Any attempt to retrieve classical Christian teaching about God must not only retrieve the scriptural foundations of such teaching. It must also retrieve the form that scriptural teaching takes, i.e., the glad tidings of the Lord’s reign (Isa 52:7).
Theology is discourse concerning God: God in his being, attributes, persons, and works; God and all things in relation to God, from whom and through whom and to whom are all things (Rom 11:36). The principal subject matter of Christian theology has a proper name, “Yhwh,” which is the name of the Father and of the Son and of the Holy Spirit (Matt 28:19). The fundamental claim of Christian theology regarding its principal subject matter is “Yhwh reigns.” This fundamental claim at once identifies God as king and describes the nature of his relation to all that is not God. Christian theology in its breadth and length and height and depth is one long commentary on the claim that the Lord reigns, a commentary designed to aid the church’s own varied expressions of this claim in prayer, proclamation, and praise.
Christian theology in the 20th century was not always eager to affirm God’s regal status. In many instances, in fact, Christian theology sought to deconstruct the claim that the Lord reigns. The deconstruction of the “royal metaphor” (what its critics called it) was central to the revision of “classical theism” (a label also invented by critics of traditional Christian teaching concerning God). Critics of this teaching offered a number of reasons for rejecting or redefining the royal metaphor. It was, they claimed, rooted in antiquated pre-modern approaches to biblical interpretation. It contradicted modern scientific understanding of the nature of the universe. It provided warrant for numerous forms of tyranny and oppression. This picture of the God-world relation, its critics argued, had held the church captive far too long. A Christian theology come of age and alert to the requisites of human flourishing needed to abandon the royal metaphor in favor of a more wholesome and humane conception of God. As a result of this critical judgment, the story of 20th century theology was, in large measure, the story of more or less revisionist proposals regarding the doctrine of God.
The purpose of the present article is not to address modern criticisms of traditional Christian teaching, at least not directly. I mention these criticisms only to observe that the critics were right about one thing: traditional Christian teaching about God is tied intrinsically to the royal metaphor, the claim that Yhwh, the triune God, reigns. Accordingly, any attempt to retrieve classical Christian teaching about God must not only retrieve the scriptural foundations of such teaching. It must also retrieve the form that scriptural teaching takes, i.e., the glad tidings of the Lord’s reign (Isa 52:7).
The central theme of Book Four of the Psalms (Psalms 90-106) is the kingship of Yhwh. These psalms are therefore an instructive place to begin in considering the scriptural portrayal of divine kingship. Psalm 93, the first instance of the claim, Yhwh mlk, “the Lord is king/the Lord reigns,” in Psalms 90-106, provides a helpful entryway into this portion of Scripture and this article of Christian teaching.

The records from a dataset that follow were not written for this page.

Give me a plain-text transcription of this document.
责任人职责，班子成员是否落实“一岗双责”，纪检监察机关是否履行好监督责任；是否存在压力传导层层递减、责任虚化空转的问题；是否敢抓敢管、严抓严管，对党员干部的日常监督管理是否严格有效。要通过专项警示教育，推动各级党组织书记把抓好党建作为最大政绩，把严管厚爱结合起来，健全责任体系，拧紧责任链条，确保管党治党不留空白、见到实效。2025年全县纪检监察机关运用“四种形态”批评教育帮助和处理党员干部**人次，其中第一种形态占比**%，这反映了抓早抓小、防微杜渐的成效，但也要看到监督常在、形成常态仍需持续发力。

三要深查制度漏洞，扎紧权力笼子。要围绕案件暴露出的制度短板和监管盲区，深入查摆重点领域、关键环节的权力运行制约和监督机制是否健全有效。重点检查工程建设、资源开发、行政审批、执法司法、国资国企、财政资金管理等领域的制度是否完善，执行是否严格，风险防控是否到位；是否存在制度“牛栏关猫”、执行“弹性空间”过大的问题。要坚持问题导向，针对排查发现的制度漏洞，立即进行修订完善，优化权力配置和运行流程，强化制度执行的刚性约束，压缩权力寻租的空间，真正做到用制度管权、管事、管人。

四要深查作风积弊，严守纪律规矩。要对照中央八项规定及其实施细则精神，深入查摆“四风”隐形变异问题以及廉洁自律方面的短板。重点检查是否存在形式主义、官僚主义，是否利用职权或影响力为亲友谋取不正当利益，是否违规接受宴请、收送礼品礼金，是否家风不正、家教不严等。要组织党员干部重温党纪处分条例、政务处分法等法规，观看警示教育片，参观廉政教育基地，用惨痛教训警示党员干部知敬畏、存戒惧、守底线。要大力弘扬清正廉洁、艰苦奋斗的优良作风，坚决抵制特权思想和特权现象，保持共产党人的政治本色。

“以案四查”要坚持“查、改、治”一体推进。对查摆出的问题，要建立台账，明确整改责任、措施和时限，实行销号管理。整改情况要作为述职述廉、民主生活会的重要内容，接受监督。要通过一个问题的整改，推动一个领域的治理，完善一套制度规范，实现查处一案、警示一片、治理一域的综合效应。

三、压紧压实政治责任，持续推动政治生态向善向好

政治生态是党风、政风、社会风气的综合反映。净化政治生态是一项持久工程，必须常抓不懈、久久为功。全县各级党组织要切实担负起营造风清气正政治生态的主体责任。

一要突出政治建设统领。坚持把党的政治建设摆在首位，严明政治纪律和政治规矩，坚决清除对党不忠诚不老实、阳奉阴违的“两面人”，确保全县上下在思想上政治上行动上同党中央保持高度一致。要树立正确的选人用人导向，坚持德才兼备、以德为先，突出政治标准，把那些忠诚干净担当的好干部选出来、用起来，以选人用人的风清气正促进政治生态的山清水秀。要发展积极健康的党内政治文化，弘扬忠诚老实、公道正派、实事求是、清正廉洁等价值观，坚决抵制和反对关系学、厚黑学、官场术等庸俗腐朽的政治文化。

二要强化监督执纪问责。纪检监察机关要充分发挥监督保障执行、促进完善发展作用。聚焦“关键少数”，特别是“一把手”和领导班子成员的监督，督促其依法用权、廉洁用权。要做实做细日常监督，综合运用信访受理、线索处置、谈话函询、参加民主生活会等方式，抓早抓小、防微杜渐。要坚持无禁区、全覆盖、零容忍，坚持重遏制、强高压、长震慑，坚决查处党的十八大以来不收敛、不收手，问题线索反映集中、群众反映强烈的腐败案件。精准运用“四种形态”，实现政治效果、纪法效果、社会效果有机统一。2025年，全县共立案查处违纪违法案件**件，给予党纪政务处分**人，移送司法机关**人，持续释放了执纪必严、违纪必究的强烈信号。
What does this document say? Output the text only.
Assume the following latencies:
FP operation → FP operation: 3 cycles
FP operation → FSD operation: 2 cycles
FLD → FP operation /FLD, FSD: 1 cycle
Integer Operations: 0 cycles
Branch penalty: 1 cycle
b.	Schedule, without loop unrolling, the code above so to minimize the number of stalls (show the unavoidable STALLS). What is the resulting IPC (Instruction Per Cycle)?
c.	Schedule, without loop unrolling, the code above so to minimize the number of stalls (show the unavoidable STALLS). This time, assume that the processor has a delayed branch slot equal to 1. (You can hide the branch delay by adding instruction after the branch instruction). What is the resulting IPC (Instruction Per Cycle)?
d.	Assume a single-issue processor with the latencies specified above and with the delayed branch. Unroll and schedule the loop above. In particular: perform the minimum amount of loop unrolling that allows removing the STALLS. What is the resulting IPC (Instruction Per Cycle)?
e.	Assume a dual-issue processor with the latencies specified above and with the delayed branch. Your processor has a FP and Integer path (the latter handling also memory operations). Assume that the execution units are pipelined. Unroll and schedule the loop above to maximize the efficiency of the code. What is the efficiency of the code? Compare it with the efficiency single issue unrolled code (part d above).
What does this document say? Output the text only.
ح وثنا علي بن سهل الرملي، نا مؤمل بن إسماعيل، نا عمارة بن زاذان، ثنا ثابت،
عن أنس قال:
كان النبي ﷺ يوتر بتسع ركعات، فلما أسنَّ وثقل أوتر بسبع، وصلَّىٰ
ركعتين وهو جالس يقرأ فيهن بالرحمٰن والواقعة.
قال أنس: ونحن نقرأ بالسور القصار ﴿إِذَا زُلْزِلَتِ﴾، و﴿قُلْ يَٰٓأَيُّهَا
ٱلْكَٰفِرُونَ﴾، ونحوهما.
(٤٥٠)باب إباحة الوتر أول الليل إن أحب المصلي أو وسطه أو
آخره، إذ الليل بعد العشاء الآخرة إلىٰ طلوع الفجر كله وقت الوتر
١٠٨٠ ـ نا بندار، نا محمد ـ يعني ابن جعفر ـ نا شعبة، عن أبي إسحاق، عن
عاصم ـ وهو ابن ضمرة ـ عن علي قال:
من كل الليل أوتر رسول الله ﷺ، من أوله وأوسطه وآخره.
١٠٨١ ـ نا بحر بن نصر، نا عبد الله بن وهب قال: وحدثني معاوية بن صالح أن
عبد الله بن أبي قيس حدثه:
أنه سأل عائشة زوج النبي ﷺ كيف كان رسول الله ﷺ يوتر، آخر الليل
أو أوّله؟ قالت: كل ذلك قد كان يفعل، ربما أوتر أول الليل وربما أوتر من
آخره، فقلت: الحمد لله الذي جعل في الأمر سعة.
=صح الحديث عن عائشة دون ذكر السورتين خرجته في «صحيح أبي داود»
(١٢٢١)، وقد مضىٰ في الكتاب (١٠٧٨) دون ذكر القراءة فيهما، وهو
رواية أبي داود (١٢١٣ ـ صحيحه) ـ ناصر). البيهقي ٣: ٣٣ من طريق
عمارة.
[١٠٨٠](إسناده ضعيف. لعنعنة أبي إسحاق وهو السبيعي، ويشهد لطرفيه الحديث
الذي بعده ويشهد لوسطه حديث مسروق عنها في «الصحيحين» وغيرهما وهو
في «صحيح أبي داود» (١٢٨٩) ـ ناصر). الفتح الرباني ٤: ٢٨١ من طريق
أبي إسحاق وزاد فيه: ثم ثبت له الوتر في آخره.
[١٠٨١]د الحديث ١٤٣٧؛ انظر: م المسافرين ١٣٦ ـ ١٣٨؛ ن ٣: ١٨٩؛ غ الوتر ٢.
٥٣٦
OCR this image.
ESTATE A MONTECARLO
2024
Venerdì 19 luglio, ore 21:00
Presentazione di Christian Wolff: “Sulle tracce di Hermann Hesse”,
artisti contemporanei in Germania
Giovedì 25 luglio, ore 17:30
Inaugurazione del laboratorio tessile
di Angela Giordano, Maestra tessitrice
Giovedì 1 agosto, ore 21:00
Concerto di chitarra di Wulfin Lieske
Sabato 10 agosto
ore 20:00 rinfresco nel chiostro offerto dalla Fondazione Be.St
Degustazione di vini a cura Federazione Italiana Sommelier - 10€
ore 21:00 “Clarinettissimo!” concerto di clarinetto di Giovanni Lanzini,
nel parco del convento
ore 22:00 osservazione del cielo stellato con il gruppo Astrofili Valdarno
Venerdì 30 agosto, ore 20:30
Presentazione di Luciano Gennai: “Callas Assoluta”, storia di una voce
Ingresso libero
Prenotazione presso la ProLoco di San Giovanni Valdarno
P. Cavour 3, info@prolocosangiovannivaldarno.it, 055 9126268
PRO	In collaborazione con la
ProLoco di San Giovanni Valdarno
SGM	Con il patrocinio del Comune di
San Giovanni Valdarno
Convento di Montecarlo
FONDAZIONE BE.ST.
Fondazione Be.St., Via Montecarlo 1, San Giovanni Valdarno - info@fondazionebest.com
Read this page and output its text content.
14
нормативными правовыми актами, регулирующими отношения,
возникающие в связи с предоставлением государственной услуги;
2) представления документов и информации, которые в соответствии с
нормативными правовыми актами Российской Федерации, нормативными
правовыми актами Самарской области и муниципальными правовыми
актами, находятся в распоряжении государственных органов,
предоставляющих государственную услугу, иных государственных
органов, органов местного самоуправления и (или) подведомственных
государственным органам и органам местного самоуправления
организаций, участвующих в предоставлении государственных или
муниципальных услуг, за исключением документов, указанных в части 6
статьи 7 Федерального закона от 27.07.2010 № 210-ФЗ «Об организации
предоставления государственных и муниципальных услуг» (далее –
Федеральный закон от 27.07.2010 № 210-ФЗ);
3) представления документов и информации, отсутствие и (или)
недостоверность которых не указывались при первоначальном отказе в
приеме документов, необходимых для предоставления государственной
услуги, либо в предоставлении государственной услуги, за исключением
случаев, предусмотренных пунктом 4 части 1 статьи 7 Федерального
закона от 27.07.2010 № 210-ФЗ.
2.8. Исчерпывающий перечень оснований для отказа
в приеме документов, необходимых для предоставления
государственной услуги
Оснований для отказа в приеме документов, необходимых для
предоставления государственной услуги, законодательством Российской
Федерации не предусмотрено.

Psalm 93:1 opens with the announcement, “The Lord is king,” “The Lord reigns.” The psalm expounds the significance of this announcement in three phases. First, Psalm 93:1-2 grounds the enduring stability of the world in the divine king’s eternal being and transcendent power. Second, Psalm 93:3-4 considers creational sources of opposition to the Lord’s kingship–the mighty floods–only to conclude that creaturely opponents to God’s reign pose no ultimate threat. Third, Psalm 93:5 acclaims the enduring stability of God’s “testimonies” and God’s “house,” two central privileges enjoyed by the divine king’s covenant people.
(1) Ps 93:1-2. The first section of Psalm 93 begins with praise of the divine king’s transcendent power, drawing on the imagery of an Ancient Near Eastern king’s royal attire: the Lord “is robed in majesty; the Lord is robed; he has put on strength as his belt” (Ps 93:1). The section concludes with praise of the divine king’s eternal being: “you are from everlasting” (Ps 93:2; cf. Pss 90:2, 4; 102:24-26). According to the middle frame of this section, the divine king’s eternal being and transcendent power are the source of the world’s enduring stability. Because God the eternal, almighty king reigns, “The world is established; it shall never be moved” (Ps 93:1). Moreover, the psalmist expresses further confidence that the world will stand secure in the future because God’s reign stands uncontested since the beginning of creation, when God established his throne in the heavens: “Your throne is established from of old” (Ps 93:2; cf. Pss 103:19; 104:3).